Politik : Stichwort Zinsbesteuerung

Derzeit besteht in Deutschland eine Zinsabschlagsteuer in Höhe von 30 Prozent. Sie wird auf alle Zinseinkünfte erhoben und von den Banken an die Finanzbehörden abgeführt, sofern kein Freistellungsantrag vorliegt. Jedem Bürger steht ab 1. Januar 2000 ein Freibetrag von 3100 Mark zu. Wird dieser Betrag überschritten, müssen die Zinsen mit dem persönlichen Satz bei der Einkommensteuer nachversteuert werden. Ob dies tatsächlich geschieht, können die Finanzbehörden aber nicht kontrollieren: Zwar wird an das Bundesamt der Finanzen weiter gemeldet, wie weit ein erteilter Freistellungsantrag ausgeschöpft wurde. Liegt etwa ein Freistellungsantrag über 1000 Mark vor, werden auch nur Zinseinkünfte bis zu 1000 Mark gemeldet.
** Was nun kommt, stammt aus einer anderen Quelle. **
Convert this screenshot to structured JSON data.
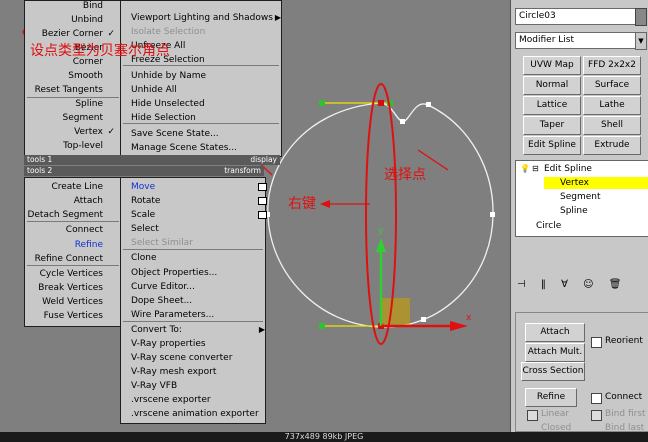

Erzielt ein Steuerpflichtiger zum Beispiel Zinseinkünfte von 5100 Mark und liegt ein Freistellungsauftrag über 3100 Mark vor, werden ihm von 2000 Mark zunächst 30 Prozent Zinsabschlagsteuer abgezogen. Die Summe von 2000 Mark muss er dann wie "normales" Einkommen versteuern. Unterlässt er dies und liegt sein individueller Steuersatz über 30 Prozent, hinterzieht er Steuern - ohne dass dies für die Finanzbehörden auf den ersten Blick sichtbar ist. Abhilfe könnten hier Kontrollmitteilungen bringen. Gefordert werden sie unter anderem von den Grünen, aber auch SPD-Politiker, wie etwa der SPD-Fraktionsvorsitzende Peter Struck, haben sich diesen Vorschlag zu Eigen gemacht. Kontrollmitteilungen sind Mitteilungen der Banken an die jeweiligen Wohnsitzfinanzämter über die tatsächliche Höhe der Kapitaleinkünfte der Steuerpflichtigen.